Advice to authors: As ITS regions alone are insufficient to unambiguously name a new fungal isolate in a given genus or genus complex the literature must be searched for more discrimination barcoding regions to support the naming. In the absence of such data the authors must be refrain of applying an explicit name to an isolate.

  1. 4.

    Yet another source of premature assignment of species names to 16S rRNA gene sequences derives from the attempts to categorize Operational Taxonomic Units (OTUs) generated by next-generation sequencing of variable regions of this gene (usually V3 and V4). Due to the massive generation of such short sequences, different protocols were published (see e.g. Caporasco et al. 2010) allowing to subsampled open-reference OTUs. Going back to an early paper by Stackebrandt and Göbel (1994) who proposed a 97% threshold value of almost complete (> 1300 nt) 16S rRNA gene sequence similarities to separate different species (see paragraph 2), this value has been applied to define species and genera on the basis of short-sequence OTUs (250–500 nt) of metagenomic studies (e.g. Schloss and Handelsmann 2005; Rideout et al., 2014). This value has been re-assessed by analysis of high quality 16S rRNA gene sequences to species delineation threshold optimization at about 99% for full length sequences (in accord with the revised data; see paragraph (2) and 100% for the V4 region (Edgar, 2018).
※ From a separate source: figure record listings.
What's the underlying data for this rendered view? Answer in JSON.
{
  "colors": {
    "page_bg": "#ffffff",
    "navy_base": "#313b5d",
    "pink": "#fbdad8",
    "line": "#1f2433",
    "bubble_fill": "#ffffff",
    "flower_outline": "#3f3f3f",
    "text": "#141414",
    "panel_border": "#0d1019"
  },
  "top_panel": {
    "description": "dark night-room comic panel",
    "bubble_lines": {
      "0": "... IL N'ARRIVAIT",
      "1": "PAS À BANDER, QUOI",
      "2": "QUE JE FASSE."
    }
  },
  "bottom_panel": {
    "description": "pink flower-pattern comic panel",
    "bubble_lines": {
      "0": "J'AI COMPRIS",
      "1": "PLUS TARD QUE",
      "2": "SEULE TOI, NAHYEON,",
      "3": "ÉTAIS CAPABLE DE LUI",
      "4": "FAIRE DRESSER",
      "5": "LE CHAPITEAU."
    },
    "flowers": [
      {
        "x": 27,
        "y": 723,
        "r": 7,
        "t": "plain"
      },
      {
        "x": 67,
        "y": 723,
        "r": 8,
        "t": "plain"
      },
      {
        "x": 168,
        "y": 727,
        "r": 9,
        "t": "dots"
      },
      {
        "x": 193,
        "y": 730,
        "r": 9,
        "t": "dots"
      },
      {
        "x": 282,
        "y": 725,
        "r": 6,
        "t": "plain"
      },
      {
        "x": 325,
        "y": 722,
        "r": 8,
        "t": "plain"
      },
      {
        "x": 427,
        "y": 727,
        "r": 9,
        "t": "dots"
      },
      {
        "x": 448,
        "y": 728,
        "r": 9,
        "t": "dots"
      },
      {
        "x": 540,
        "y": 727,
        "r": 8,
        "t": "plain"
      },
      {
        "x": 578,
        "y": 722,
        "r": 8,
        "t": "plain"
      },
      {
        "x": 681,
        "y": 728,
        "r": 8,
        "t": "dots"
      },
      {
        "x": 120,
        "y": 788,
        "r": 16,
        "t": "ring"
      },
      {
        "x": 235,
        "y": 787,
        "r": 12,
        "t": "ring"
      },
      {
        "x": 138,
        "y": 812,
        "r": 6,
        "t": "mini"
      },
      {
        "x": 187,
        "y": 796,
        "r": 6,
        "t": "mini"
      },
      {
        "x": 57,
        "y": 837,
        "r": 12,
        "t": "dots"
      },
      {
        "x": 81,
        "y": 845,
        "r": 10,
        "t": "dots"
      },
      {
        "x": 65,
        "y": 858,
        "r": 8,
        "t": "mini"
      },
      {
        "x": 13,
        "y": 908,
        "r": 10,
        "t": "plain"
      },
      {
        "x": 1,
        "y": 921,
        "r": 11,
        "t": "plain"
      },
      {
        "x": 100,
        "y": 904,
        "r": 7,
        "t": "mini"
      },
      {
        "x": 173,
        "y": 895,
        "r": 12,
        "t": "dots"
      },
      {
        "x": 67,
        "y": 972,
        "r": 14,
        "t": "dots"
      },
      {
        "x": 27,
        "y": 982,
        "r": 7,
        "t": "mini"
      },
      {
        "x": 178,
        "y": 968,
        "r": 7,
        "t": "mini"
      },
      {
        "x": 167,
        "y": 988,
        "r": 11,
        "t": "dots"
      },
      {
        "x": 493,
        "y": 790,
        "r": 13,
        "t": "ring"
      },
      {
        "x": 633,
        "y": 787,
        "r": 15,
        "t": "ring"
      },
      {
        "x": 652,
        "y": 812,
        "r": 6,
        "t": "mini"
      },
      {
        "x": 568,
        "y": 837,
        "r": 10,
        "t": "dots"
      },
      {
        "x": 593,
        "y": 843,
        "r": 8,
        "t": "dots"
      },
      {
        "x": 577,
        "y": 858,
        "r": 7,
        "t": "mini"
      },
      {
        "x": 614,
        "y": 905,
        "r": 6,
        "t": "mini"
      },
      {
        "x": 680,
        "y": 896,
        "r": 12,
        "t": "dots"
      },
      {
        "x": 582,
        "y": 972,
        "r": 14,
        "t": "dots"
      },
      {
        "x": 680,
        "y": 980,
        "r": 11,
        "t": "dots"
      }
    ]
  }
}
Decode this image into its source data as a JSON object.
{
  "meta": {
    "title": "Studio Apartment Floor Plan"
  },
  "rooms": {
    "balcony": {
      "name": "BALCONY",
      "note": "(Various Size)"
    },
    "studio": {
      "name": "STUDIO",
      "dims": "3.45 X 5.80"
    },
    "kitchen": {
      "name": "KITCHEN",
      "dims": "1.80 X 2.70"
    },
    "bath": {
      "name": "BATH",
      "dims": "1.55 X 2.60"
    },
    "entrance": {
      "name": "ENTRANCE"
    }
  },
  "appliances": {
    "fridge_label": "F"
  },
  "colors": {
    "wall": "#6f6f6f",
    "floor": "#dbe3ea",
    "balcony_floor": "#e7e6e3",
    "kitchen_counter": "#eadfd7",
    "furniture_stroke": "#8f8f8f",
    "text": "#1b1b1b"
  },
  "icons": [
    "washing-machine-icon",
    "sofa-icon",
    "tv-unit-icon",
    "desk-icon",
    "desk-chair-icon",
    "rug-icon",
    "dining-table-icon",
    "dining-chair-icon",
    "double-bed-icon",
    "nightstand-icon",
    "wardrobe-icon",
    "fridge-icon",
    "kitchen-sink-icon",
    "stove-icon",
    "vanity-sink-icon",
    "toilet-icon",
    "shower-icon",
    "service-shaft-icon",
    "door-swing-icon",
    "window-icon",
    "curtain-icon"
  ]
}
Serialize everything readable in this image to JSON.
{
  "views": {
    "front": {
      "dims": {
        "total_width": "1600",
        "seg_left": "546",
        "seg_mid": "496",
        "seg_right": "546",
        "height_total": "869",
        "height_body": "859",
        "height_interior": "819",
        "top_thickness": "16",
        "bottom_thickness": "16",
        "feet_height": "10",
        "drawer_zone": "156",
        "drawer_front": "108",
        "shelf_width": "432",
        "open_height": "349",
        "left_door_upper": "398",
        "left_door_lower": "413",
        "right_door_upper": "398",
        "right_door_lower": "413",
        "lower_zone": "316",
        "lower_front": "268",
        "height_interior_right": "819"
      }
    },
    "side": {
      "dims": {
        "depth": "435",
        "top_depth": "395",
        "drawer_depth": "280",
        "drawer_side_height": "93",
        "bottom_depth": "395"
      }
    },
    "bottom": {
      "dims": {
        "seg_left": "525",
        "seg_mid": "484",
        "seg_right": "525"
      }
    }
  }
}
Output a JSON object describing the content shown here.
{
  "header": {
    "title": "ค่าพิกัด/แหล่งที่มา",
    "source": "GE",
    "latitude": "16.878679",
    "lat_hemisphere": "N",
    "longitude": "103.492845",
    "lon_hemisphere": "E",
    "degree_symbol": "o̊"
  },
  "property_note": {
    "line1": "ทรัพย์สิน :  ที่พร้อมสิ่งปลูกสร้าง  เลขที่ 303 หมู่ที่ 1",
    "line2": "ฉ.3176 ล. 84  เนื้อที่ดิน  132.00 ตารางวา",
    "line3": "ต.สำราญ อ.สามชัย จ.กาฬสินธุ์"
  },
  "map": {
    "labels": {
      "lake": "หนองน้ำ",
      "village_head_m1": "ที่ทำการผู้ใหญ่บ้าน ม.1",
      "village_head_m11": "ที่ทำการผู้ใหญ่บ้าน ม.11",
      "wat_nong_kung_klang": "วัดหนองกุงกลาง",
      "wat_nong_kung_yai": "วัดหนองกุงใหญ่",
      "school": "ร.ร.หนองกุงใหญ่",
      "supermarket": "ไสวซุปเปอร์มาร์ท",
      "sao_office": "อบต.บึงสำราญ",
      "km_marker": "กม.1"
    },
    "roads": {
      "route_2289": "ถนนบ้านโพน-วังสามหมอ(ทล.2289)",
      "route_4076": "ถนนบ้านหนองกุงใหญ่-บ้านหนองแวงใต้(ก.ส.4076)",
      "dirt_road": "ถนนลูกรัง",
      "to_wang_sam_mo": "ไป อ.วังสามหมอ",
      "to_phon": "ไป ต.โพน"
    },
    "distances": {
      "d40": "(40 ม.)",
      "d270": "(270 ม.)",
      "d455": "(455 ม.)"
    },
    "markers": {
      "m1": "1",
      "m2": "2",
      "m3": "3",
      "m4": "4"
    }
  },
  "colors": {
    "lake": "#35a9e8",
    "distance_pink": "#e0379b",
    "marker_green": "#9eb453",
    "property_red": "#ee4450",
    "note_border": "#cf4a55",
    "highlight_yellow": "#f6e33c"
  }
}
Regrettably, these more recent values are ignored in the majority of submissions and species names are still affiliated to short stretch-OTUs sharing higher than 97% 16S rRNA gene similarity–in most studies without providing intra-OUT (‘species’) similarity values. Along the same line is the application of linking functions to previously sequenced genomes of 97%-defined OTUs (e.g. Langille et al. 2013; PICRUSt), generating a mélange of genomic properties from a group of species with often significantly different genomic makeup. In the absence of cultured organisms the evaluation of such genomic properties of environmental microorganisms is indeed helpful to understand the function of an ecosystem–though the threshold values for OTUs should be narrowed down to 99% to make sure that only the genomes of the closest relatives at the intra- and infraspecific levels are included.

Advice to authors: In combination with arguments listed under 1. and 2. the names given today for OTU- defined ‘species’ are highly speculative, not re-assessed by different approaches but once published, taken for granted. The threshold value of short-stretch environmental OTUs should be increased from 97% to 99% to narrow the species diversity. As now species name-attached sequences enter databases the likelihood for a future even higher erroneous identification is predictable, hence authors should refrain from naming species on the basis of such shaky scientific grounds.

We hope these advice help to design your studies, ease the preparation of manuscripts and make the submission process more agreeable. Fingers crossed for a constructive peer-review process and good luck with your next isolation attempt.